Kimisi ölüm orucu yapıyor… Kimisi ise ölüm orucu yapmıyor, ama ölüm orucu yapanlar adına konuşuyor. Onların yakınlarıyla ve sağlık görevlileriyle görüşmesine engel oluyor.

Niçin?

Hangi hakla?

Acaba gerçekten de eli silahlı örgütler, böylece bir taşla iki kuş vurmak peşindeler mi? Böylece hem “ılımlı”ya da “itirafçı” kişilerin ölmelerini, hem de kamuoyuna ve dünyaya karşı bir propaganda öğesi olmalarını sağlamış mı olacaklar?

Demek ki, kimisi ölüm orucunu isteyerek yapıyor… Kimisine ise bu dayatılıyor. Özgür iradesini kullanmasına engel olunuyor.

İnsan yaşamını kendi amaçlarına “alet” eden, her türlü düşünceye ve davranışa karşıyım!.. Hiçbir ideoloji, bazı insanları yaşamlarına son vermeye zorlamayı ve onların yakınlarına “evlat acısı” yaşatmayı haklı gösteremez.

Gelelim devlete…

Devletin varoluş nedeni toplumdur. Devletin en ilkel ve temel görevi, insanları saldırıdan korumak ve suçluyu cezalandırmaktır.

Sivas’ta 37 insanımızın, düşüncesinden dolayı, inancından dolayı çıra gibi yakılmasına seyirci kalan devlet suçludur!

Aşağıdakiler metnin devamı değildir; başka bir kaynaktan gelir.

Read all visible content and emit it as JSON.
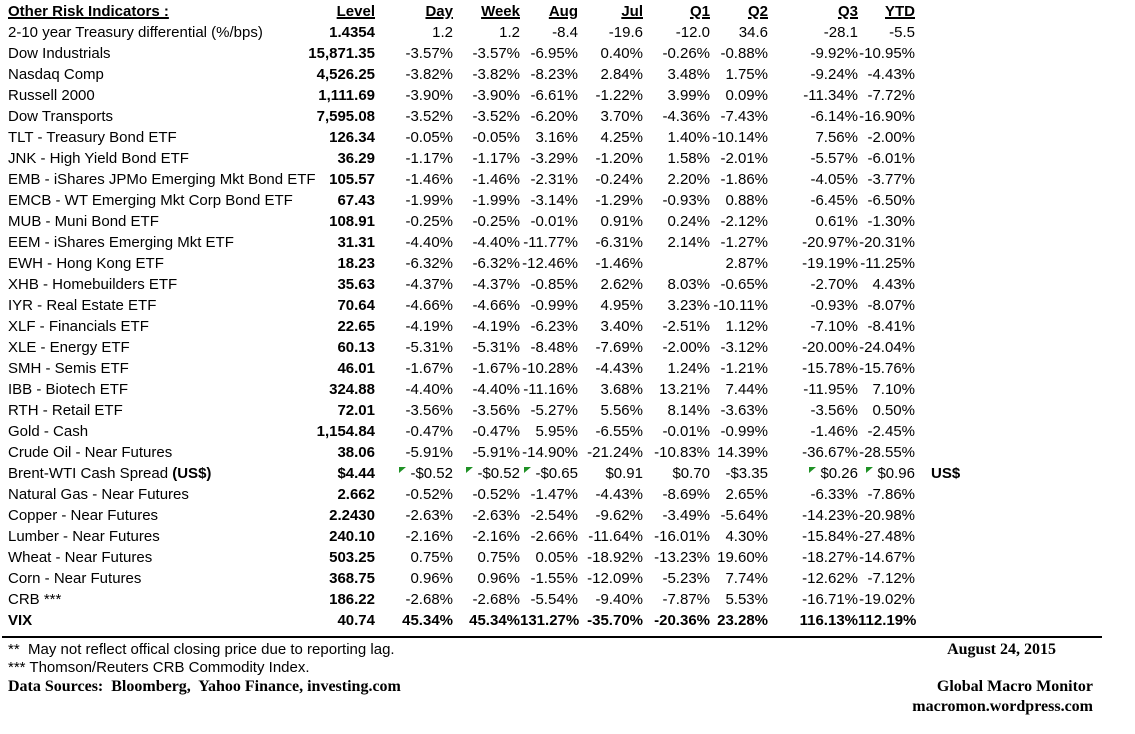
{
  "colors": {
    "text": "#000000",
    "background": "#ffffff",
    "marker_green": "#1f9125"
  },
  "table": {
    "title": "Other Risk Indicators :",
    "columns": [
      "Level",
      "Day",
      "Week",
      "Aug",
      "Jul",
      "Q1",
      "Q2",
      "Q3",
      "YTD"
    ],
    "rows": [
      {
        "name": "2-10 year Treasury differential (%/bps)",
        "values": [
          "1.4354",
          "1.2",
          "1.2",
          "-8.4",
          "-19.6",
          "-12.0",
          "34.6",
          "-28.1",
          "-5.5"
        ]
      },
      {
        "name": "Dow Industrials",
        "values": [
          "15,871.35",
          "-3.57%",
          "-3.57%",
          "-6.95%",
          "0.40%",
          "-0.26%",
          "-0.88%",
          "-9.92%",
          "-10.95%"
        ]
      },
      {
        "name": "Nasdaq Comp",
        "values": [
          "4,526.25",
          "-3.82%",
          "-3.82%",
          "-8.23%",
          "2.84%",
          "3.48%",
          "1.75%",
          "-9.24%",
          "-4.43%"
        ]
      },
      {
        "name": "Russell 2000",
        "values": [
          "1,111.69",
          "-3.90%",
          "-3.90%",
          "-6.61%",
          "-1.22%",
          "3.99%",
          "0.09%",
          "-11.34%",
          "-7.72%"
        ]
      },
      {
        "name": "Dow Transports",
        "values": [
          "7,595.08",
          "-3.52%",
          "-3.52%",
          "-6.20%",
          "3.70%",
          "-4.36%",
          "-7.43%",
          "-6.14%",
          "-16.90%"
        ]
      },
      {
        "name": "TLT - Treasury Bond ETF",
        "values": [
          "126.34",
          "-0.05%",
          "-0.05%",
          "3.16%",
          "4.25%",
          "1.40%",
          "-10.14%",
          "7.56%",
          "-2.00%"
        ]
      },
      {
        "name": "JNK - High Yield Bond ETF",
        "values": [
          "36.29",
          "-1.17%",
          "-1.17%",
          "-3.29%",
          "-1.20%",
          "1.58%",
          "-2.01%",
          "-5.57%",
          "-6.01%"
        ]
      },
      {
        "name": "EMB - iShares JPMo Emerging Mkt Bond ETF",
        "values": [
          "105.57",
          "-1.46%",
          "-1.46%",
          "-2.31%",
          "-0.24%",
          "2.20%",
          "-1.86%",
          "-4.05%",
          "-3.77%"
        ]
      },
      {
        "name": "EMCB - WT Emerging Mkt Corp Bond ETF",
        "values": [
          "67.43",
          "-1.99%",
          "-1.99%",
          "-3.14%",
          "-1.29%",
          "-0.93%",
          "0.88%",
          "-6.45%",
          "-6.50%"
        ]
      },
      {
        "name": "MUB - Muni Bond ETF",
        "values": [
          "108.91",
          "-0.25%",
          "-0.25%",
          "-0.01%",
          "0.91%",
          "0.24%",
          "-2.12%",
          "0.61%",
          "-1.30%"
        ]
      },
      {
        "name": "EEM - iShares Emerging Mkt ETF",
        "values": [
          "31.31",
          "-4.40%",
          "-4.40%",
          "-11.77%",
          "-6.31%",
          "2.14%",
          "-1.27%",
          "-20.97%",
          "-20.31%"
        ]
      },
      {
        "name": "EWH - Hong Kong ETF",
        "values": [
          "18.23",
          "-6.32%",
          "-6.32%",
          "-12.46%",
          "-1.46%",
          "",
          "2.87%",
          "-19.19%",
          "-11.25%"
        ]
      },
      {
        "name": "XHB - Homebuilders ETF",
        "values": [
          "35.63",
          "-4.37%",
          "-4.37%",
          "-0.85%",
          "2.62%",
          "8.03%",
          "-0.65%",
          "-2.70%",
          "4.43%"
        ]
      },
      {
        "name": "IYR - Real Estate ETF",
        "values": [
          "70.64",
          "-4.66%",
          "-4.66%",
          "-0.99%",
          "4.95%",
          "3.23%",
          "-10.11%",
          "-0.93%",
          "-8.07%"
        ]
      },
      {
        "name": "XLF - Financials ETF",
        "values": [
          "22.65",
          "-4.19%",
          "-4.19%",
          "-6.23%",
          "3.40%",
          "-2.51%",
          "1.12%",
          "-7.10%",
          "-8.41%"
        ]
      },
      {
        "name": "XLE - Energy ETF",
        "values": [
          "60.13",
          "-5.31%",
          "-5.31%",
          "-8.48%",
          "-7.69%",
          "-2.00%",
          "-3.12%",
          "-20.00%",
          "-24.04%"
        ]
      },
      {
        "name": "SMH - Semis ETF",
        "values": [
          "46.01",
          "-1.67%",
          "-1.67%",
          "-10.28%",
          "-4.43%",
          "1.24%",
          "-1.21%",
          "-15.78%",
          "-15.76%"
        ]
      },
      {
        "name": "IBB - Biotech ETF",
        "values": [
          "324.88",
          "-4.40%",
          "-4.40%",
          "-11.16%",
          "3.68%",
          "13.21%",
          "7.44%",
          "-11.95%",
          "7.10%"
        ]
      },
      {
        "name": "RTH - Retail ETF",
        "values": [
          "72.01",
          "-3.56%",
          "-3.56%",
          "-5.27%",
          "5.56%",
          "8.14%",
          "-3.63%",
          "-3.56%",
          "0.50%"
        ]
      },
      {
        "name": "Gold - Cash",
        "values": [
          "1,154.84",
          "-0.47%",
          "-0.47%",
          "5.95%",
          "-6.55%",
          "-0.01%",
          "-0.99%",
          "-1.46%",
          "-2.45%"
        ]
      },
      {
        "name": "Crude Oil - Near Futures",
        "values": [
          "38.06",
          "-5.91%",
          "-5.91%",
          "-14.90%",
          "-21.24%",
          "-10.83%",
          "14.39%",
          "-36.67%",
          "-28.55%"
        ]
      },
      {
        "name": "Brent-WTI Cash Spread ",
        "name_bold": "(US$)",
        "values": [
          "$4.44",
          "-$0.52",
          "-$0.52",
          "-$0.65",
          "$0.91",
          "$0.70",
          "-$3.35",
          "$0.26",
          "$0.96"
        ],
        "markers": [
          1,
          2,
          3,
          7,
          8
        ],
        "suffix": "US$"
      },
      {
        "name": "Natural Gas - Near Futures",
        "values": [
          "2.662",
          "-0.52%",
          "-0.52%",
          "-1.47%",
          "-4.43%",
          "-8.69%",
          "2.65%",
          "-6.33%",
          "-7.86%"
        ]
      },
      {
        "name": "Copper - Near Futures",
        "values": [
          "2.2430",
          "-2.63%",
          "-2.63%",
          "-2.54%",
          "-9.62%",
          "-3.49%",
          "-5.64%",
          "-14.23%",
          "-20.98%"
        ]
      },
      {
        "name": "Lumber - Near Futures",
        "values": [
          "240.10",
          "-2.16%",
          "-2.16%",
          "-2.66%",
          "-11.64%",
          "-16.01%",
          "4.30%",
          "-15.84%",
          "-27.48%"
        ]
      },
      {
        "name": "Wheat - Near Futures",
        "values": [
          "503.25",
          "0.75%",
          "0.75%",
          "0.05%",
          "-18.92%",
          "-13.23%",
          "19.60%",
          "-18.27%",
          "-14.67%"
        ]
      },
      {
        "name": "Corn - Near Futures",
        "values": [
          "368.75",
          "0.96%",
          "0.96%",
          "-1.55%",
          "-12.09%",
          "-5.23%",
          "7.74%",
          "-12.62%",
          "-7.12%"
        ]
      },
      {
        "name": "CRB ***",
        "values": [
          "186.22",
          "-2.68%",
          "-2.68%",
          "-5.54%",
          "-9.40%",
          "-7.87%",
          "5.53%",
          "-16.71%",
          "-19.02%"
        ]
      },
      {
        "name": "VIX",
        "bold": true,
        "values": [
          "40.74",
          "45.34%",
          "45.34%",
          "131.27%",
          "-35.70%",
          "-20.36%",
          "23.28%",
          "116.13%",
          "112.19%"
        ]
      }
    ]
  },
  "footnotes": {
    "reporting_lag": "**  May not reflect offical closing price due to reporting lag.",
    "crb": "*** Thomson/Reuters CRB Commodity Index.",
    "sources": "Data Sources:  Bloomberg,  Yahoo Finance, investing.com"
  },
  "footer": {
    "date": "August 24, 2015",
    "publisher": "Global Macro Monitor",
    "website": "macromon.wordpress.com"
  }
}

Taksim’de şeriat bayrağı açana hoşgörü gösterip, “Cumartesi Anaları”nı tartaklayan devlet suçludur!

Cezaevlerini kanlı örgütlerin eğitim alanına çevirmesine ve oraya “düşenler”in yaşamları üzerinde bile karar verir hale gelmesine göz yuman devlet suçludur!

Tutuklu ve hükümlüler de insandır ve insan gibi yaşama hakkına sahiptir. Ama insan gibi yaşamak başkadır, başkalarının insan gibi yaşama haklarını ellerinden almaya çalışmak başkadır.

Ve güçsüzü koruyamayan, zorbaya engel olamayan devlet; giderek varoluş nedenlerini yitirmeye.. yurttaşların tümünün devleti olmaktan çıkmaya başlamış demektir.

Cezaevlerindeki kötü koşulların düzeltilmesine evet; ama cezaevlerinin “suçevleri”ne dönüşmesine hayır!